La version orale fait foi

Cher Monsieur Comment,
Mesdames et Messieurs,
Chers Collègues,

C'est un plaisir pour moi de nous voir nombreux réunis aujourd'hui pour vernir une publication, que l'on appelle mélanges dans les universités, et Festschrift en allemand. Le plaisir est d'autant plus grand que les articles qui composent l'ouvrage que voici ont pour sujet le Bulletin officiel de l'Assemblée fédérale, à l'origine le Bulletin sténographique officiel.

Les sténographes jouissaient à l'époque d'un grand prestige: lors de la visite officielle à l'Exposition nationale de 1939 à Zurich, Henry Vallotton, président du Conseil national 1938/39, décida que les membres des Chambres fédérales et des Services du Parlement défileraient dans l'ordre suivant: «Fanfare, Conseil fédéral, Conseil national, Conseil des Etats, sténographes, journalistes.» Juste après les conseillers aux Etats, quel honneur!
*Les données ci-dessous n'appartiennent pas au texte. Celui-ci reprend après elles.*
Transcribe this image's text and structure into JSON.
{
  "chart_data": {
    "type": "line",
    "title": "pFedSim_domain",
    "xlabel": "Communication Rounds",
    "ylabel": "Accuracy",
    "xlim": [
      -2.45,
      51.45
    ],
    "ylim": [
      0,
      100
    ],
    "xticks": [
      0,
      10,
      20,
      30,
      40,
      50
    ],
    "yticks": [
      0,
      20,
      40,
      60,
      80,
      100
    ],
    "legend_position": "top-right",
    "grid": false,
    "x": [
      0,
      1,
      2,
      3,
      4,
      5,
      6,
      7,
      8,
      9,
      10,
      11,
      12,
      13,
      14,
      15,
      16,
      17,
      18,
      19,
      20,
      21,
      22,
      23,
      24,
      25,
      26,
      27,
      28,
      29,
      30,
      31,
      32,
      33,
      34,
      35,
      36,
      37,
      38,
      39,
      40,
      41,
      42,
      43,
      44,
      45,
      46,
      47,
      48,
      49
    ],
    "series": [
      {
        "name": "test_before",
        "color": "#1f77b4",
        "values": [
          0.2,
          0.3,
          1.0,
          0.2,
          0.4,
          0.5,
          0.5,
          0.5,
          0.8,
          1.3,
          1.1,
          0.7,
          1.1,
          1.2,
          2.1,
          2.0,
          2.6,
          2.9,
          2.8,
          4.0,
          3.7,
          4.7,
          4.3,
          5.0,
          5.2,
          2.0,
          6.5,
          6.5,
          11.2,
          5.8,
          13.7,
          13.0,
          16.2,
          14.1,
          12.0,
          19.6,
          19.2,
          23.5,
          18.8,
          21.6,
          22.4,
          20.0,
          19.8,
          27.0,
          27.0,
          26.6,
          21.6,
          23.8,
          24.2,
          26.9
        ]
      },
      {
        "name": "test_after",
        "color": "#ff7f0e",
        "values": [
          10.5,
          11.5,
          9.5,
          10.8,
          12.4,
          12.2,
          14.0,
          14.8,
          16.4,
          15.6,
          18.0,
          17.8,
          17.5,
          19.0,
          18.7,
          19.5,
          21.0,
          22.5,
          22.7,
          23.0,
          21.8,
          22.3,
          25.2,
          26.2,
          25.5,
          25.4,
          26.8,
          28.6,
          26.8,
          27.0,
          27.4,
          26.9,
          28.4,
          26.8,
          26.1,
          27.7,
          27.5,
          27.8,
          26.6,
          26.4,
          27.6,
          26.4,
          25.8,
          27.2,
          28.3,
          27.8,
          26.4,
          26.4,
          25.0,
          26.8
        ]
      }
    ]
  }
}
Les sténographes eurent même un temps leur propre escalier pour monter directement à leur pupitre du Conseil national, pupitre qui était entouré d'une barrière. Mais ils devaient payer eux-mêmes le charbon pour se chauffer durant la saison froide. Ces éléments architecturaux ont disparu au gré des diverses transformations et restaurations du Palais du Parlement, et le chauffage central a remplacé les poêles à charbon.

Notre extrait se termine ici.